Tag 145: Bernoscha - Ein Heldenepos

Früh morgens liegt wie gestern Nebel über dem See.

Doch schon beim Zusammenpacken ist der Himmel blau und die Sonne scheint so kräftig, dass mein Zelt komplett trocken wird, während Bernoscha in den Startlöchern sitzt und zum Aufbruch drängt.

Es ist nochmal ein richtig schöner Sommertag, nur ohne Mücken. Vor ein paar Wochen wäre das Wandern in einer so seen-, sumpf- und waldreichen Gegend sicher kein Vergnügen gewesen. Aber jetzt kann ich mich ungestört über das glitzernde Wasser freuen...

...und über den Birkenwald...

...mit seinen mal felsigen...

...mal sumpfigen Pfaden.

Und natürlich strömt es auch wieder reichlich am und über den Weg... 

...von klein...

...bis groß...

...und von laut...

...bis leise.

Doch zähle ich heute nicht, denn da auf straßenlosem Sumpfland ohnehin nicht mit Autos zu rechnen ist, ist ja sowieso klar, dass erneut der Bach gewinnen würde.

Ich könnte höchstens versuchen, die Sümpfe zu zählen.

Doch die gehen so nahtlos ineinander über, dass ich nur schwer sagen kann, wo ein alter Sumpf endet und ein neuer beginnt.

Also bleibt es dabei: Ich zähle heute nichts.

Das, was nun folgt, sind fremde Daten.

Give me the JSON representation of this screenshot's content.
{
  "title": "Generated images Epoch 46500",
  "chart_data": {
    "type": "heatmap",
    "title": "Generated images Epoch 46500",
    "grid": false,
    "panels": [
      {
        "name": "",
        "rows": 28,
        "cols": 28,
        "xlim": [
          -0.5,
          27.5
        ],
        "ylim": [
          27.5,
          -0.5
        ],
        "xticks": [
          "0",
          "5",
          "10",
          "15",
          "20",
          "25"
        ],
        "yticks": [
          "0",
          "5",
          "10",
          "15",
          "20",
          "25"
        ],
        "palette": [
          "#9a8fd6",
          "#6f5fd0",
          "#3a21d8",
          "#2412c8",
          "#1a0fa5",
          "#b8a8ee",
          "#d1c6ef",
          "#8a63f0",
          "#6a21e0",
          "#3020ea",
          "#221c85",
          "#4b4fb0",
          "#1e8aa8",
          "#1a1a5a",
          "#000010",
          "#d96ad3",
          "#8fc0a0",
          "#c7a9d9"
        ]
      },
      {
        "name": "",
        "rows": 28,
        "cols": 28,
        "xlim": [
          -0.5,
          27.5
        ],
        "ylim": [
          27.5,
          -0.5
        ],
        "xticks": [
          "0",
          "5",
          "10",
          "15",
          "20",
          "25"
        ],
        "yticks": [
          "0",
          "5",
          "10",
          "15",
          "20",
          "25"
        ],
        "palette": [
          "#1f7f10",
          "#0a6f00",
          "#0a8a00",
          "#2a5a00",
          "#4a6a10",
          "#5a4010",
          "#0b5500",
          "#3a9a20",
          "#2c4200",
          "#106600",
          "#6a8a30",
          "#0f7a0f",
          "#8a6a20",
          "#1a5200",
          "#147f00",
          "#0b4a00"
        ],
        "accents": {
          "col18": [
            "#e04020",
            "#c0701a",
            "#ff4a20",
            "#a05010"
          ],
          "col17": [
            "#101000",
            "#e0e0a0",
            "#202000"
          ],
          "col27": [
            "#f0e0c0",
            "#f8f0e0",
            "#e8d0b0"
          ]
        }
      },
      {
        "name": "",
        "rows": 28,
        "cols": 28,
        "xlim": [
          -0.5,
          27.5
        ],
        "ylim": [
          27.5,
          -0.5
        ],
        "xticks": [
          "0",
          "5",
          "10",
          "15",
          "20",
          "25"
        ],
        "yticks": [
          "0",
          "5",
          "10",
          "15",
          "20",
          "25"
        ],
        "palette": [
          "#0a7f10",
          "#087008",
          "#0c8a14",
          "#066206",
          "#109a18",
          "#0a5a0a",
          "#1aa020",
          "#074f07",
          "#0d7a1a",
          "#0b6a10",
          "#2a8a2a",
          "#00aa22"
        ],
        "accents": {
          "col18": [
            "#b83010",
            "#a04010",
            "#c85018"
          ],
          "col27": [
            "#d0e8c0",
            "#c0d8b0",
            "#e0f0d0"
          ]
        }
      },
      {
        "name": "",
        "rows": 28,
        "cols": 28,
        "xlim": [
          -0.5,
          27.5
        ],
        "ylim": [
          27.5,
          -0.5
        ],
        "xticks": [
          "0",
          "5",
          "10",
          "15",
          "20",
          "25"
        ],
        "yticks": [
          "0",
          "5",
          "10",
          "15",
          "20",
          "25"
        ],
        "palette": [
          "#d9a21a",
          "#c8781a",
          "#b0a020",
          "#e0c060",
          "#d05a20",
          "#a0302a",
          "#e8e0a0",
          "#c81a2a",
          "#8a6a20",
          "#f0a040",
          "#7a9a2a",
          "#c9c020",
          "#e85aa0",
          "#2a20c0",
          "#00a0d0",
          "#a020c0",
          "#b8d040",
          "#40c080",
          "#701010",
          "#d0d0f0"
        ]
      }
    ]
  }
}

Wichtig ist ja auch eigentlich nur, dass ich immer genug Wasser zum Trinken finde, und da kann ich mich nicht beklagen.

Bernoscha allerdings gibt zu Protokoll, dass für ihn auch die Überquerung kleinster Fließgewässer ein anstrengendes und risikobehaftetes Unterfangen darstellt und er sein Tagespensum deshalb wenigstens im Nachhinein genau beziffert wissen möchte. 

Das ist natürlich nachvollziehbar, und Bernoscha zählt also fleißig...

...alles, was da fließt und strömt, bis in den Sonnenuntergang.

Bei Ankunft am Schlafplatz behauptet er steif und fest 50. Das klingt auch für mich erstmal nach ziemlich viel, doch muss man berücksichtigen, dass in Bernoschas Zählung auch sehr kleine Ströme eingehen, die größeren Wesen vermutlich entgangen wären. Im Übrigen darf man es ihm nicht übelnehmen, wenn er, angesichts der Gefahr, in die er sich mit jeder Bachüberquerung begibt, ein bisschen heldenepisch aufrundet. 

Nachdem ich das Zelt aufgebaut habe, muss ich erstmal dringend was essen. Aus meinem Tütensuppenvorrat gibt's heute die Västkustsoppa, im Wesentlichen eine Art Krabbensuppe. Allerdings müssen, damit ich irgendwie satt davon werde, schon noch ein paar Nudeln mit rein.

Superheld Bernoscha benötigt all das selbstverständlich nicht. "travel light - no budget" ist sein Motto, mit dem er es für ein so kleines Schaf bereits erstaunlich weit gebracht hat. Eine weiche Unterlage und ein leichtes Deckchen oben drüber nimmt er nach einem harten Tag im Fjäll zwar gerne an, ansonsten jedoch ist er beneidenswert bedürfnislos.

Schweden, unendliche Weiten. Wir schreiben das Jahr 2023. Dies sind die Abenteuer des ersten, einzigen und kleinsten Schafs, das zu Huf, auf dem Bauch und im Täschchen am Rucksackgurt viele Lichtjahre vom heimischen Stall entfernt in Birkenwälder, Sümpfe und auf Berge vordringt, die nie zuvor ein Schaf gesehen hat... Die nächste Folge gibt's morgen - garantiert mit noch mehr Bächen, Seen, Bäumen etc. und vielleicht komme ich auch wieder mehr darin vor.